Schools welcome cut in water bills
A major savings boost will be flowing the way of Fylde coast schools after water company bosses agreed to cut their bills.
Schools will see their waste water charges reduced by around 40 per cent next year by United Utilities.
It could mean a windfall of around £1m for Lancashire schools, including those in Fylde and Wyre, while Blackpool schools will also see considerable savings.
The fees are calculated using the size of school grounds, including playgrounds, and the water company has now accepted this is unfair.
A letter sent out to councils by United Utilities’ chief executive Steve Mogford said a “significant part” of current charges were due to “playground surfaces.”
And as such facilities are “an essential part of the fabric of both school infrastructure and the pupil experience” a change was needed as “schools are likely to find it impractical to disconnect playgrounds from the drainage system.”
School leaders and local authority chiefs have welcomed the move that comes after a significant lobbying effort from organisations including the Lancashire Schools Forum.

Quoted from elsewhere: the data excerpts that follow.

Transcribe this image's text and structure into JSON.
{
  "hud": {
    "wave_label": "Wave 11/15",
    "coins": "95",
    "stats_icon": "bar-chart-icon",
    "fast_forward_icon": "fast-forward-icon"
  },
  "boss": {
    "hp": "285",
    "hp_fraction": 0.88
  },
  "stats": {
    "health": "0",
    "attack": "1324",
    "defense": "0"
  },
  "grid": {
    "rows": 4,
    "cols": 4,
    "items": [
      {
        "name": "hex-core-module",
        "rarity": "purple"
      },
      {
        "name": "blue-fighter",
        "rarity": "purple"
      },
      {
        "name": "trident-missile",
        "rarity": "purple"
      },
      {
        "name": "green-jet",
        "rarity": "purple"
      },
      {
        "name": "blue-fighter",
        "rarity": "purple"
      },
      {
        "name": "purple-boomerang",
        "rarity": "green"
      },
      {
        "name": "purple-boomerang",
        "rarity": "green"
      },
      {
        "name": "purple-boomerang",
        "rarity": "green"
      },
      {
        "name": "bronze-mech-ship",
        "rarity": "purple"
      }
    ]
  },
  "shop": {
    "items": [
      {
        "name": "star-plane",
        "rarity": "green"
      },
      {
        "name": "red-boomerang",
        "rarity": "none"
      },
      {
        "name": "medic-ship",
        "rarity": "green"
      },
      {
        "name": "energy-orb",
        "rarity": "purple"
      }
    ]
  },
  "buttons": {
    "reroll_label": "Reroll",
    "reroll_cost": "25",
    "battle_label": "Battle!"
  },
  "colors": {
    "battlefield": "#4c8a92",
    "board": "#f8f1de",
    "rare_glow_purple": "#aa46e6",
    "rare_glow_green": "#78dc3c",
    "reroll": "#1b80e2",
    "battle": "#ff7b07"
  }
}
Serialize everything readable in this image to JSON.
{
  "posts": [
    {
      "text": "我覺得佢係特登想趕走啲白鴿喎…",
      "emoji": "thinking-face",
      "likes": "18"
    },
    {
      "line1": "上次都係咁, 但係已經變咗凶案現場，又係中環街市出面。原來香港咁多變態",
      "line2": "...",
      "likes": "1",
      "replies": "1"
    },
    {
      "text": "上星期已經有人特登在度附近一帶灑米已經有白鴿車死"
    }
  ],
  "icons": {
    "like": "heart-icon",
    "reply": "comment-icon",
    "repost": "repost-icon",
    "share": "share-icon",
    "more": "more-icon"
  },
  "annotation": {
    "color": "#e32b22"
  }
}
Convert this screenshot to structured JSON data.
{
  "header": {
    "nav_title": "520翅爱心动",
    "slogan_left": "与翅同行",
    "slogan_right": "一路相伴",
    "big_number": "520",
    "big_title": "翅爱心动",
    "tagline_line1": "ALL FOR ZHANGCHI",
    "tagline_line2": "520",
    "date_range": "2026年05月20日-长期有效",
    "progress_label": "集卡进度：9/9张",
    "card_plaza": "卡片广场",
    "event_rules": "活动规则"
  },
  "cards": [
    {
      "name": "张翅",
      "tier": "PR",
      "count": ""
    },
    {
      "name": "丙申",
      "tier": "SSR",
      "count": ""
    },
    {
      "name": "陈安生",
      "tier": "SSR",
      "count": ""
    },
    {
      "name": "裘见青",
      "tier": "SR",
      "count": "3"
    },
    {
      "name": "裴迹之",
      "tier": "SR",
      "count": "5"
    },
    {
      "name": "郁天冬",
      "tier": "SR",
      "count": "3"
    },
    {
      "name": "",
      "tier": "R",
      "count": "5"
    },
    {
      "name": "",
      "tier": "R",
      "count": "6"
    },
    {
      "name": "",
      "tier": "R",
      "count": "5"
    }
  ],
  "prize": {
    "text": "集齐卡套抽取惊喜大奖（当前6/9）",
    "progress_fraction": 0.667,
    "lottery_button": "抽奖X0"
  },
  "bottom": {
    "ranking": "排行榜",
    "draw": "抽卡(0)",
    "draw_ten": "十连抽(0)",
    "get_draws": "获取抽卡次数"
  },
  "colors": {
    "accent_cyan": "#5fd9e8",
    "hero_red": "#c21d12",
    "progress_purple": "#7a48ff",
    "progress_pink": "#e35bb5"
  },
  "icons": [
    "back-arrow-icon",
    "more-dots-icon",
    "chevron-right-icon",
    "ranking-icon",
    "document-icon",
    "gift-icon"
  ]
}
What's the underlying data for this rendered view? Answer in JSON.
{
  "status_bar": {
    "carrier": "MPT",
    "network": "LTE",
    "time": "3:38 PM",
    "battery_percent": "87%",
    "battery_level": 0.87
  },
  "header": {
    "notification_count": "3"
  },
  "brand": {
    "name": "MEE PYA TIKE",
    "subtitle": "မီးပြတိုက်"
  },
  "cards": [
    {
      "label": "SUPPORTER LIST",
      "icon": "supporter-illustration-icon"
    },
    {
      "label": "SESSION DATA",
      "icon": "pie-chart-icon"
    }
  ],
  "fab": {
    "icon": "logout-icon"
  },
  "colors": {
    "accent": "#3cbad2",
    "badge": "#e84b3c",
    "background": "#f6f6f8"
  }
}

County Councillor Susie Charles, cabinet member for children, young people and schools at Lancashire County Council, said: “This is really good news as it will make a difference to school budgets.”
Stephen Tierney, chief executive of the Blessed Edward Bamber Catholic Multi Academy Trust which includes St Mary’s, St Cuthbert’s and Christ the King Catholic Academies in Blackpool, welcomed the move but said it was too early to say how much money would be saved.
He added: “A cut in charges from United Utilities means we can have more money to spend on pupils and that is something we are always grateful for.”
A spokesman for United Utilities said they had recognised drainage charges for schools were particularly high.
He added: “This is not least because many have large non-porous playgrounds which have contributed towards a higher calculation for the site area based charge.
“In view of the clear benefits of playgrounds to children in education and, therefore, society more generally, we are making a reduction to schools’ drainage charges which recognises this.”
United Utilities had previously said the region’s higher population, higher rainfall and industrial legacy meant that wastewater services were more expensive than other areas of the country.
Bosses said the concession - brought in for 2018/19 - will apply for premises used “exclusively or nearly exclusively for delivering education” for key stages one to five, and, which has a playground.